To assist the Forest Service in identifying and considering issues and concerns on the proposed action, comments on the draft EIS should be as specific as possible. It is also helpful if the comments refer to specific pages or chapters of the draft statement. Comments may also address the adequacy of the draft EIS or the merits of the alternatives formulated and discussed in the statement. Reviewers may wish to refer to the Council on Environmental Quality Regulations for implementing the procedural provision of the National Environmental Policy Act (40 CFR 1503.3).
Comments received in response to this solicitation, including names and addresses of those who comment, will be considered part of the public record on this proposed action and will be available for public inspection. Comments submitted anonymously will be accepted and considered; however, those who submit anonymous comments may not have standing to appeal the subsequent decision under 36 CFR part 215. Additionally, pursuant to 7 CFR 1.27(d), any person may request the agency to withhold a submission from the public record by showing how the Freedom of Information Act (FOIA) permits such confidentiality. Persons requesting such confidentiality should be aware that, Start Printed Page 22296under the FOIA, confidentiality may be granted in only very limited circumstances, such as to protect trade secrets. The Forest Service will inform the requester of the agency's decision regarding the request for confidentiality, and where the request is denied, the agency will return the submission and notify the requester that the comments may be resubmitted with or without name and address within a specified number of days.
Comments on the draft EIS will be analyzed, considered, and responded to by the Forest Service in preparing the final EIS. The final EIS is scheduled to be completed in May 2006. There will be two responsible officials for this EIS. Duties of the Responsible Official will be shared between Gary Larsen, Forest Supervisor of the Mt.
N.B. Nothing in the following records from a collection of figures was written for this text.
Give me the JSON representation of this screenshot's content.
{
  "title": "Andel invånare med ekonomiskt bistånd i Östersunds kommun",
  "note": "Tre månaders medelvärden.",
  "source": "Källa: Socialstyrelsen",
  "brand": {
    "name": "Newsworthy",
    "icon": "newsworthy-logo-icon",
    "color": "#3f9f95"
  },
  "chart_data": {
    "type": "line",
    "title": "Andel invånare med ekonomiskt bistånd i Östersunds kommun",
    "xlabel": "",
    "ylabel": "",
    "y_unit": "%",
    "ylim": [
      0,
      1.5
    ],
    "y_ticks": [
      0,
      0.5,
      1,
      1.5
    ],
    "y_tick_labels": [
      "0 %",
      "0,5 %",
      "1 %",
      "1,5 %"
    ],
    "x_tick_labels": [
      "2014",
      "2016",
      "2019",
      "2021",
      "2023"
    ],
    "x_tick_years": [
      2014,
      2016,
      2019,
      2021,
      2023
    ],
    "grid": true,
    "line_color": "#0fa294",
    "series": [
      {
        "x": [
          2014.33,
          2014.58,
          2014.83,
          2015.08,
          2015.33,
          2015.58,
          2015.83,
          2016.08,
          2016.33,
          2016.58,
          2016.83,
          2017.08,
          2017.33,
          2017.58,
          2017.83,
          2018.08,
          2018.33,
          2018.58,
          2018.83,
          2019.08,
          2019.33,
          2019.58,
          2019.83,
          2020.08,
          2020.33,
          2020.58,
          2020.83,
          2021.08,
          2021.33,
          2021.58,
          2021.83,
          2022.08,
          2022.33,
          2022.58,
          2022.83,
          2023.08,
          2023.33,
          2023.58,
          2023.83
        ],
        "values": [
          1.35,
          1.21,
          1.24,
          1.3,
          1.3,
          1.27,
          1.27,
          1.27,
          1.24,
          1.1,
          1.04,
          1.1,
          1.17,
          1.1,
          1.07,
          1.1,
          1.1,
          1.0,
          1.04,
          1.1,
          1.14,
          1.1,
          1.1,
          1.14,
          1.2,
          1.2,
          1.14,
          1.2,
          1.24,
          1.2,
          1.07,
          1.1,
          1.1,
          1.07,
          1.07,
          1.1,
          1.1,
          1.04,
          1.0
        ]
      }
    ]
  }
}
Hood National Forest, and Daniel Harkenrider, Area Manager of the Columbia River Gorge National Scenic Area. They will consider comments, responses, environmental consequences discussed in the final EIS, and applicable laws, regulations, and policies in making a decision regarding this proposed action. The responsible officials will document the decision and rationale for the decision in the Record of Decision. It will be subject to Forest Service Appeal Regulations (36 CFR Part 215).Start Signature
Dated: April 22, 2005.
Gary L. Larsen,
Forest Supervisor, Mt. Hood National Forest.
Dated: April 22, 2005.
Daniel T. Harkenrider,
Area Manager, Columbia River Gorge National Scenic Area.